Herschel Walker and the GOP's Trump Candidate Problem
Even out of office, the former president is dragging down his party
My new piece in TIME is a look at the Senate landscape, starting with a Herschel Walker campaign stop in McDonough, Georgia:
Some U.S. senators give windy, pompous speeches, dense with policy and argument. No one need worry that Herschel Walker would be that kind of U.S. senator. “They told me I had a mental problem,” Walker says, two big hands resting on a wooden lectern. “I go to the hospital, I go, ‘Whoa, these people here are crazy, I’m not like them!’ But then I realized I was exactly like they were.”
It’s a bright morning in McDonough, a quaint little town on the outskirts of Atlanta, and the sports hero-turned-candidate is recounting how, two decades ago, he underwent psychiatric hospitalization to deal with his “alters,” the multiple personalities that had been behind his years of erratic and violent behavior, including repeatedly threatening his then-wife with guns and knives. It’s supposed to be a story about buried trauma and not being afraid to ask for help. But Walker suddenly gets off on a tangent about book publishing, another topic to which his audience, about 60 of the local Republican faithful, may or may not be able to relate. “What you do is, you look around and make sure that there’s no there’s no writer putting his book out at that time,” Walker says. “You wait till there’s no one putting their book out that week, that’s when you put your book out.”
But Walker isn’t the only candidate this cycle who owes his place on the ballot to Donald Trump. In several of this year’s most competitive Senate races, Trump endorsed political newcomers with unconventional profiles who now are struggling: Mehmet Oz in Pennsylvania, J.D. Vance in Ohio, Blake Masters in Arizona. It’s enough to make the GOP establishment grumble that the former president may be to blame if his party fails to take back the Senate under otherwise favorable conditions.
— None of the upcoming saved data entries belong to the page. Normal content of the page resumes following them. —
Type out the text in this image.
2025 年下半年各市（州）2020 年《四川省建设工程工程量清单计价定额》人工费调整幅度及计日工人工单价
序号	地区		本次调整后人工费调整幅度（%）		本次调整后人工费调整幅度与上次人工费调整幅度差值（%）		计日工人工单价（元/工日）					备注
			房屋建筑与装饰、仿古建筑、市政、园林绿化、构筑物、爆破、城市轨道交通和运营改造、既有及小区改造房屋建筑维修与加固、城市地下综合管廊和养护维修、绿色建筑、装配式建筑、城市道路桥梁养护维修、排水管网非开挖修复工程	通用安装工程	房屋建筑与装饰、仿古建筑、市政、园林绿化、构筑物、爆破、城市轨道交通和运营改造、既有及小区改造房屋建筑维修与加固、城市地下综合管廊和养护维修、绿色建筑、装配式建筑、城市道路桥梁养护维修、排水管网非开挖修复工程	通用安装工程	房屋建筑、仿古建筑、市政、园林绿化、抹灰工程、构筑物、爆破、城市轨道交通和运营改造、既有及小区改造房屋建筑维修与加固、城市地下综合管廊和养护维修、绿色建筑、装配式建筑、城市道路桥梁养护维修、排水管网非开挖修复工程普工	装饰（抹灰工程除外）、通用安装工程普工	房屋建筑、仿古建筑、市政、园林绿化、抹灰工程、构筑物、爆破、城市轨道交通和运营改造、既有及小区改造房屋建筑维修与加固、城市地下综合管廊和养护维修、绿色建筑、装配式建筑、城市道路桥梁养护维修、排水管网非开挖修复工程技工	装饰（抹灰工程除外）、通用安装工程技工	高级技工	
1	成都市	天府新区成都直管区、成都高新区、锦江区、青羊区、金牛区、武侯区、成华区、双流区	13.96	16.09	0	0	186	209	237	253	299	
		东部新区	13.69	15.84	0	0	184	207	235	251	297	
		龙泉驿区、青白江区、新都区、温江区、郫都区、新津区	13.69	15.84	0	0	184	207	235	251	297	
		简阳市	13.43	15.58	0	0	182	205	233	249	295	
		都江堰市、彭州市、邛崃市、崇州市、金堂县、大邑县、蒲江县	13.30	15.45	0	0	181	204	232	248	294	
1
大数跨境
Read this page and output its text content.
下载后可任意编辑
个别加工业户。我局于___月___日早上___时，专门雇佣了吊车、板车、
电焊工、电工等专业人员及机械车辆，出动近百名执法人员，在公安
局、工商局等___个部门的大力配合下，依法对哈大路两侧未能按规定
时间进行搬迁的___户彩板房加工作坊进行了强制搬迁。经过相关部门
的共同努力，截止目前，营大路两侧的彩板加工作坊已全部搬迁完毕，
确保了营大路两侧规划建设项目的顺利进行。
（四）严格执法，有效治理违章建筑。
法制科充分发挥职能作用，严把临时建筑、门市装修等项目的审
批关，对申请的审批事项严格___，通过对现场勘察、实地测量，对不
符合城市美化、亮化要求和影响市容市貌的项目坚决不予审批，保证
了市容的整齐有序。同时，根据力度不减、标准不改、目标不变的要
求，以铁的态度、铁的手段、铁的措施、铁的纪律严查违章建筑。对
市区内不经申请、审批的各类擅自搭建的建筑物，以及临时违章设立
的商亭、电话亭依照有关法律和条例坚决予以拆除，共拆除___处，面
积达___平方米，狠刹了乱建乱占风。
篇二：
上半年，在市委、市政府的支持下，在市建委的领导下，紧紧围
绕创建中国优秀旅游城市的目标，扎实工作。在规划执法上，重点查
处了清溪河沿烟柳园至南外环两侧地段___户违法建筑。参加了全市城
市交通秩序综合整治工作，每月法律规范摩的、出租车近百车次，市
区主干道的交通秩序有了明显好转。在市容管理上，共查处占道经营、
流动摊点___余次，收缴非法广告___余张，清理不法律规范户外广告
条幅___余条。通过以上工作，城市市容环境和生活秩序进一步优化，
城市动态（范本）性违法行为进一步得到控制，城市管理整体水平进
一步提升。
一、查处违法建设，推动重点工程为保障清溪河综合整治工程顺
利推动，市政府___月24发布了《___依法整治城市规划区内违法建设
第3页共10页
Also, has anyone else noticed this about Walker’s ad “addressing” the scandals?
In a new ad aimed at putting the issue to rest, Walker addresses the camera directly: “As everyone knows, I had a real battle with mental health—even wrote a book about it,” he says. “And by the grace of god, I’ve overcome it.” Taken literally, he seems to be saying he battled and defeated his own mental health, which would certainly explain things.